Q2-gneiss error: array must not contain infs or NaNs

(Manuel Ponce Alonso) #1

Hi, I’m now trying the above instructions.
I’m doing a gradient-clustering analysis with gneiss, and I found the following error after running this comand:

qiime gneiss gradient-clustering --i-table /home/qiime2/C-table.qza --m-gradient-file sample-metadata1.tsv --m-gradient-column Accumulatedscore --o-clustering gradient-hierarchy.qza --verbose

Traceback (most recent call last):
  File "/home/qiime2/miniconda/envs/qiime2-2018.8/lib/python3.5/site-packages/q2cli/commands.py", line 274, in __call__
    results = action(**arguments)
  File "<decorator-gen-288>", line 2, in gradient_clustering
  File "/home/qiime2/miniconda/envs/qiime2-2018.8/lib/python3.5/site-packages/qiime2/sdk/action.py", line 231, in bound_callable
    output_types, provenance)
  File "/home/qiime2/miniconda/envs/qiime2-2018.8/lib/python3.5/site-packages/qiime2/sdk/action.py", line 362, in _callable_executor_
    output_views = self._callable(**view_args)
  File "/home/qiime2/miniconda/envs/qiime2-2018.8/lib/python3.5/site-packages/q2_gneiss/cluster/_cluster.py", line 94, in gradient_clustering
    t = gradient_linkage(table, c, method='average')
  File "/home/qiime2/miniconda/envs/qiime2-2018.8/lib/python3.5/site-packages/gneiss-0.4.4-py3.5.egg/gneiss/cluster/_pba.py", line 203, in gradient_linkage
    t = rank_linkage(mean_X)
  File "/home/qiime2/miniconda/envs/qiime2-2018.8/lib/python3.5/site-packages/gneiss-0.4.4-py3.5.egg/gneiss/cluster/_pba.py", line 125, in rank_linkage
    dm = DistanceMatrix.from_iterable(r, euclidean)
  File "/home/qiime2/miniconda/envs/qiime2-2018.8/lib/python3.5/site-packages/skbio/stats/distance/_base.py", line 778, in from_iterable
    key, keys)
  File "/home/qiime2/miniconda/envs/qiime2-2018.8/lib/python3.5/site-packages/skbio/stats/distance/_base.py", line 159, in from_iterable
    dm[i, j] = metric(a, b)
  File "/home/qiime2/miniconda/envs/qiime2-2018.8/lib/python3.5/site-packages/scipy/spatial/distance.py", line 433, in euclidean
    dist = norm(u - v)
  File "/home/qiime2/miniconda/envs/qiime2-2018.8/lib/python3.5/site-packages/scipy/linalg/misc.py", line 129, in norm
    a = np.asarray_chkfinite(a)
  File "/home/qiime2/miniconda/envs/qiime2-2018.8/lib/python3.5/site-packages/numpy/lib/function_base.py", line 1215, in asarray_chkfinite
    "array must not contain infs or NaNs")
ValueError: array must not contain infs or NaNs

I think that there is something wrong with my feature table, because if I run the command with the tutorial files, it works fine.
I hope we could fine the source of the error.
Thanks

C-table.qza (166.7 KB)
sample-metadata1.tsv (2.5 KB)

0 Likes

Correlation analysis of beta-diversity
(Nicholas Bokulich) assigned mortonjt #2
0 Likes

(Jamie Morton) #3

I’d check out the search bar feature in the qiime2 forums – it is actually really nifty.
The problem you see here is probably similar to the below posts.

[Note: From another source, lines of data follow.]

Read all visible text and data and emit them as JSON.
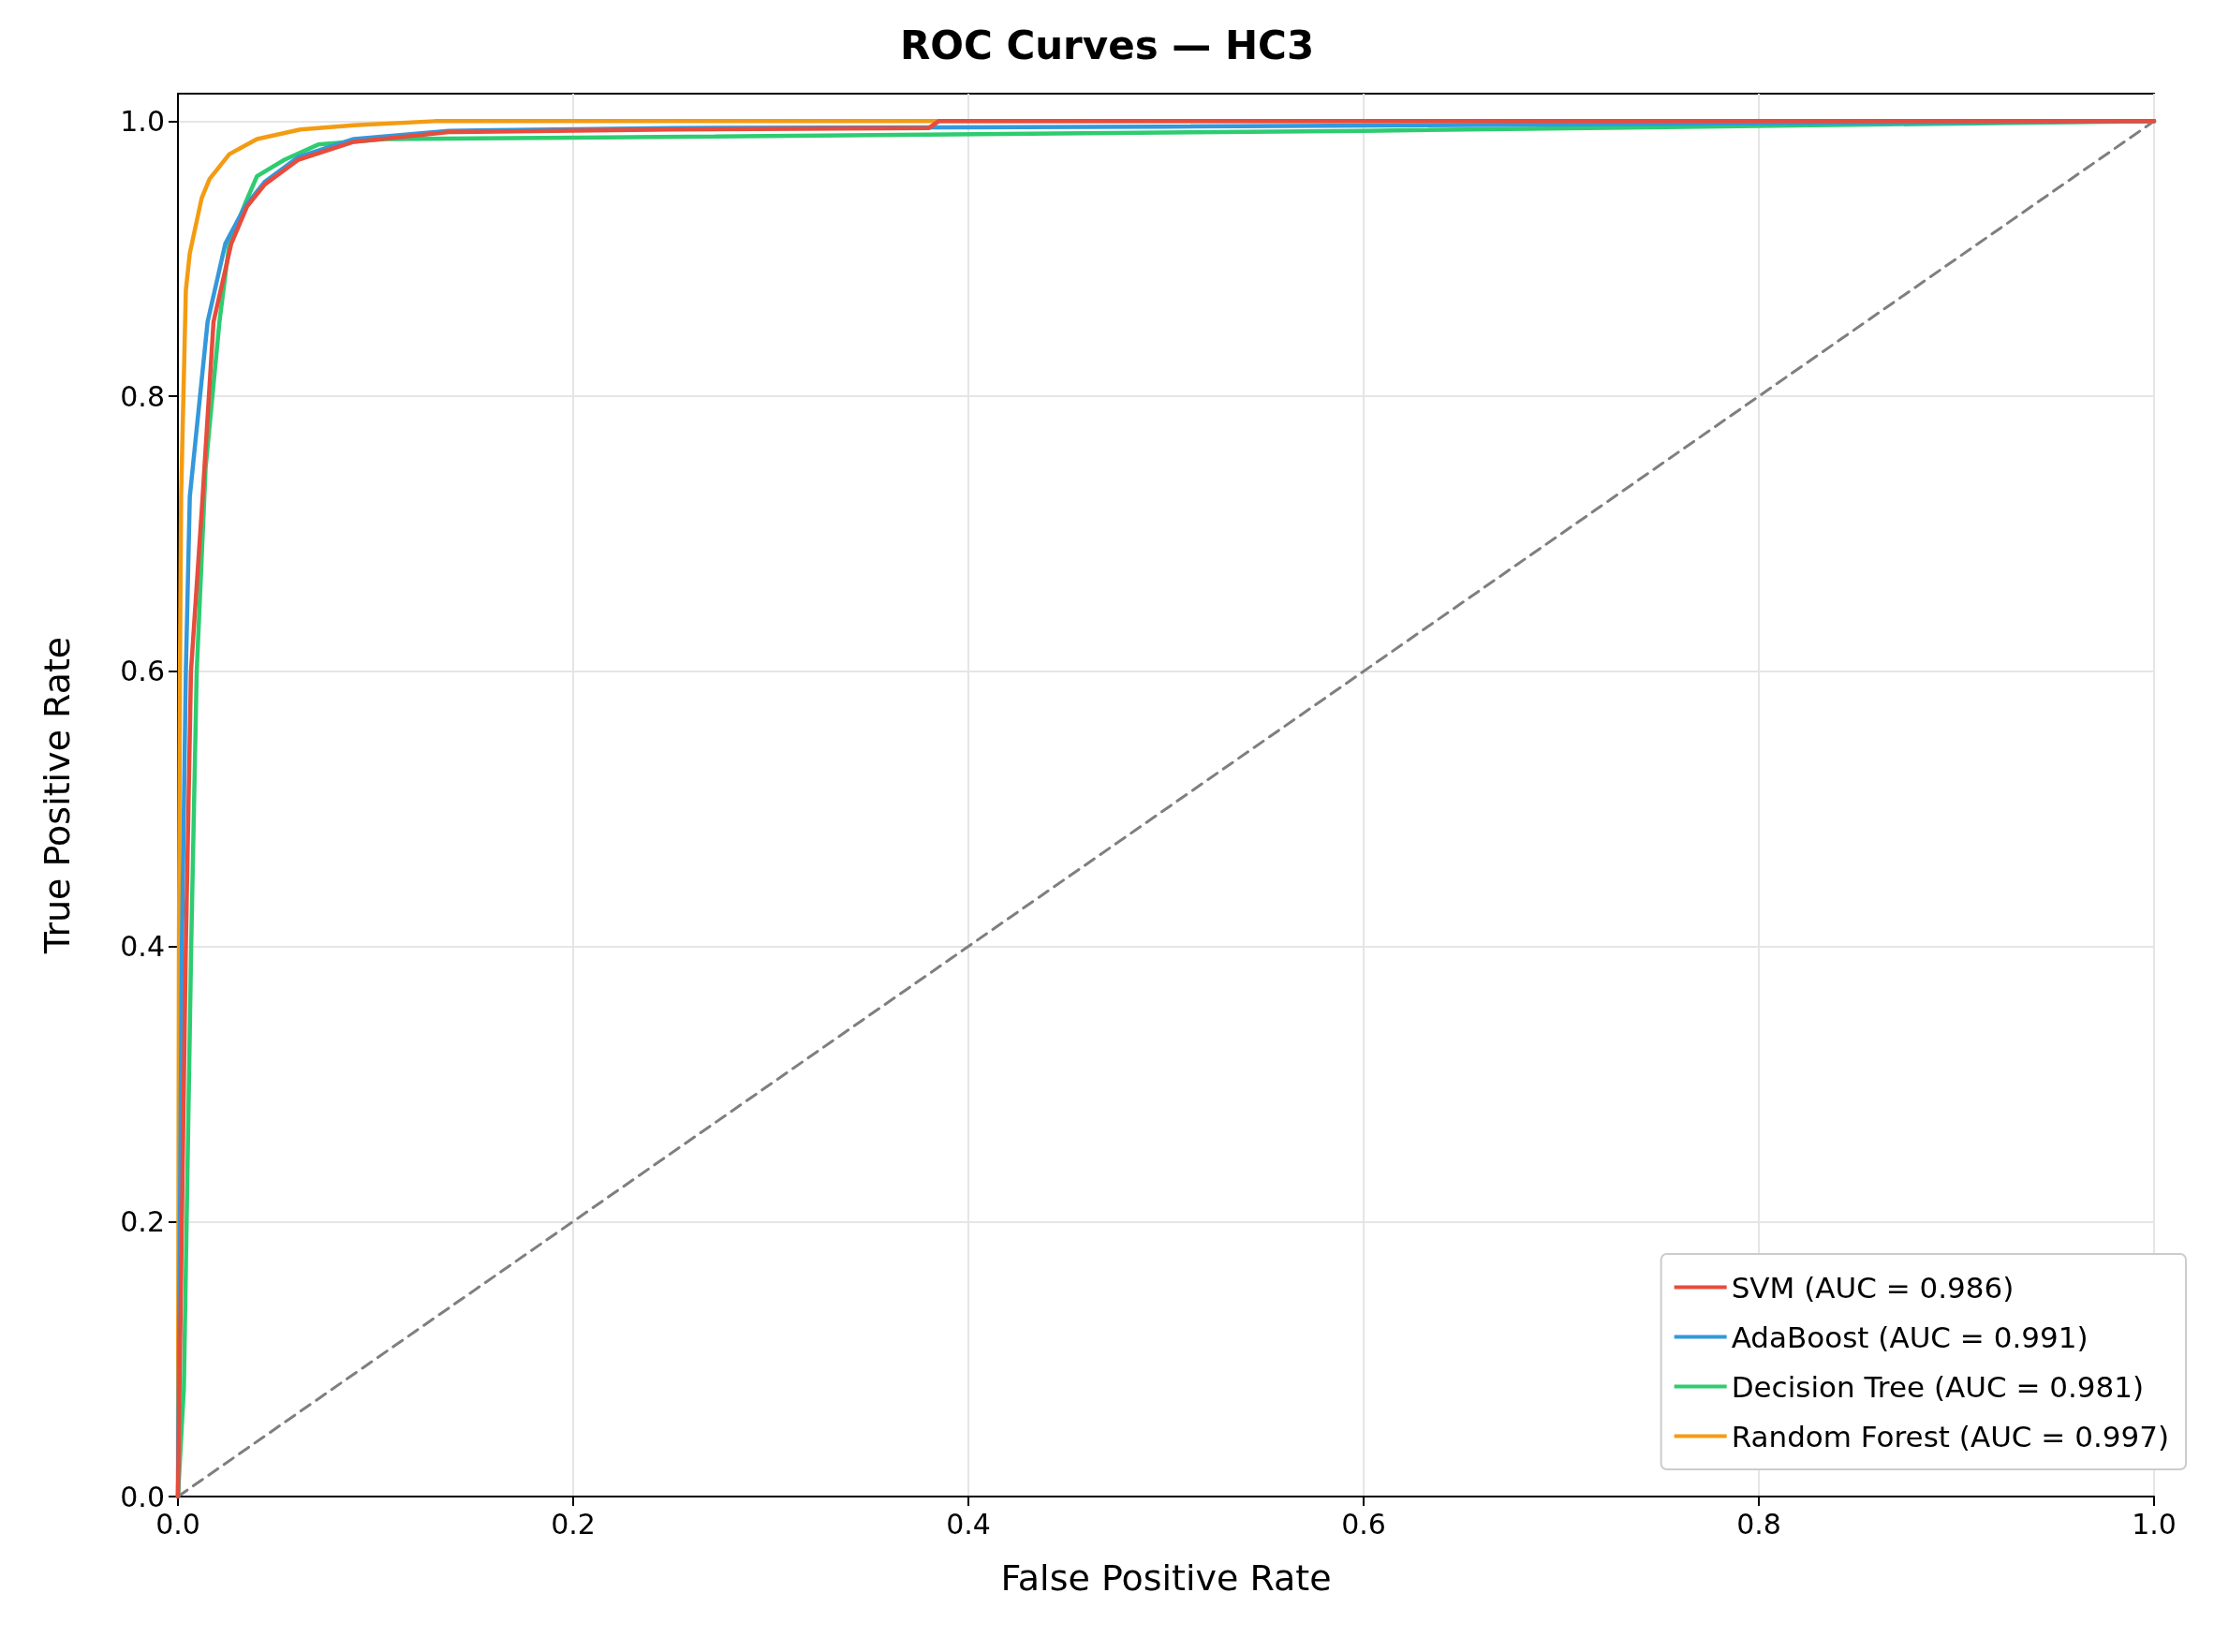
{
  "chart_data": {
    "type": "line",
    "title": "ROC Curves — HC3",
    "xlabel": "False Positive Rate",
    "ylabel": "True Positive Rate",
    "xlim": [
      0,
      1
    ],
    "ylim": [
      0,
      1.02
    ],
    "xticks": [
      {
        "value": 0,
        "label": "0.0"
      },
      {
        "value": 0.2,
        "label": "0.2"
      },
      {
        "value": 0.4,
        "label": "0.4"
      },
      {
        "value": 0.6,
        "label": "0.6"
      },
      {
        "value": 0.8,
        "label": "0.8"
      },
      {
        "value": 1,
        "label": "1.0"
      }
    ],
    "yticks": [
      {
        "value": 0,
        "label": "0.0"
      },
      {
        "value": 0.2,
        "label": "0.2"
      },
      {
        "value": 0.4,
        "label": "0.4"
      },
      {
        "value": 0.6,
        "label": "0.6"
      },
      {
        "value": 0.8,
        "label": "0.8"
      },
      {
        "value": 1,
        "label": "1.0"
      }
    ],
    "grid": true,
    "legend": "bottom right",
    "marker": "none",
    "line_style": "solid",
    "series": [
      {
        "name": "SVM (AUC = 0.986)",
        "color": "#e74c3c",
        "x": [
          0,
          0.004,
          0.0066,
          0.0125,
          0.018,
          0.027,
          0.035,
          0.044,
          0.061,
          0.089,
          0.137,
          0.25,
          0.38,
          0.385,
          1
        ],
        "values": [
          0,
          0.4,
          0.6,
          0.727,
          0.854,
          0.911,
          0.938,
          0.954,
          0.972,
          0.985,
          0.992,
          0.994,
          0.995,
          1,
          1
        ]
      },
      {
        "name": "AdaBoost (AUC = 0.991)",
        "color": "#3498db",
        "x": [
          0,
          0.002,
          0.004,
          0.006,
          0.015,
          0.024,
          0.034,
          0.044,
          0.061,
          0.089,
          0.137,
          0.25,
          0.5,
          1
        ],
        "values": [
          0,
          0.4,
          0.6,
          0.727,
          0.854,
          0.911,
          0.938,
          0.956,
          0.974,
          0.987,
          0.993,
          0.995,
          0.996,
          1
        ]
      },
      {
        "name": "Decision Tree (AUC = 0.981)",
        "color": "#2ecc71",
        "x": [
          0,
          0.003,
          0.0067,
          0.0095,
          0.014,
          0.021,
          0.026,
          0.034,
          0.04,
          0.054,
          0.071,
          0.105,
          0.2,
          0.6,
          1
        ],
        "values": [
          0,
          0.079,
          0.4,
          0.6,
          0.748,
          0.854,
          0.911,
          0.94,
          0.96,
          0.972,
          0.983,
          0.987,
          0.988,
          0.993,
          1
        ]
      },
      {
        "name": "Random Forest (AUC = 0.997)",
        "color": "#f39c12",
        "x": [
          0,
          0.0005,
          0.001,
          0.0016,
          0.004,
          0.006,
          0.012,
          0.016,
          0.026,
          0.04,
          0.062,
          0.089,
          0.13,
          1
        ],
        "values": [
          0,
          0.4,
          0.6,
          0.727,
          0.877,
          0.904,
          0.944,
          0.958,
          0.976,
          0.987,
          0.994,
          0.997,
          1,
          1
        ]
      },
      {
        "type": "line",
        "color": "#7f7f7f",
        "line_style": "dashed",
        "x": [
          0,
          1
        ],
        "values": [
          0,
          1
        ]
      }
    ]
  }
}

https://forum.qiime2.org/t/integer-division-or-modulo-by-zero-error/3620/17
https://forum.qiime2.org/t/yet-more-trouble-with-gneiss/2692/20
https://forum.qiime2.org/t/gneiss-nan-plugin-error/2880/8
https://forum.qiime2.org/t/gneiss-balances-zero-values-for-model-mse/2176/15
https://forum.qiime2.org/t/gneiss-zero-balance-error/1857/13
https://forum.qiime2.org/t/gneiss-zero-balance-error/1857/13

2 Likes

(Nicholas Bokulich) unassigned mortonjt #4
0 Likes

(Manuel Ponce Alonso) #5

Hi Jamie, thanks for the answer and sorry for not to use the bar feature, I tried to search by other way.
I believe that gneiss plugin includes pseudocount by default (i’m using 2018.8 version ). I previously run the Correlation-clustering with the same table.qza and with no errors. I tried “add-pseudocount” but it no longer belongs to gneiss plugin.
Also, as one of the posts you attached, I tried to filter very-low-abundant features --p-min-frequency 7 --p-min-samples 2, but the same error happened.
I don’t understand what I’m doing wrong…

0 Likes

(Jamie Morton) #6

You probably weren’t applying the filtering criteria correctly, these two microbes both have zero counts

00c3067c46e95ab3728cbac7dcfd787f 0.0
1528863ddc260fe908f2badec807b109 0.0

So there was a divide by zero error thrown.

gradient-clustering doesn’t require that the inputs be nonzero (so no pseudocounts actually necessary) - but it does require that all of the OTUs are observed in at least 1 sample.

0 Likes

(Manuel Ponce Alonso) #7

Hello Jamie,

I applied more strict filtering parameters, but the error remains.
I attached a qzv file, when I couldn’t find any feature with no count.
Also, I tried to find those features that you refer to in the original table, but I couldn’t. (It seems that you are able to visualize them, but I can’t with qiime feature-table summarize).

filtered-table2.qza (172.1 KB)
visualization.qzv (396.6 KB)

0 Likes

(Matthew Ryan Dillon) assigned mortonjt #8
0 Likes

(Jamie Morton) #9

hmm - I’m able to get this to run with

qiime gneiss gradient-clustering \
      --i-table filtered-table2.qza \
      --m-gradient-file sample-metadata1.tsv \
      --m-gradient-column Accumulatedscore \
      --o-clustering gradient-hierarchy.qza --verbose

Are you sure you have the most up-to-date version of qiime installed?

1 Like

(Matthew Ryan Dillon) unassigned mortonjt #10
0 Likes

(Manuel Ponce Alonso) #11

Yes, I’m about to install the 2019.1 version, and re-run…I finally found the source of the error: the table.qza and the metadata file doesn’t share all the samples for Accumulativescore variable. I filtered out those samples with no accumulativescore values and it works!
It worked for you because I sent you a modified metadata file that included accumulativescore values for all the samples in the table, by mistake.

Thanks a lot for your patience, Jamie.

0 Likes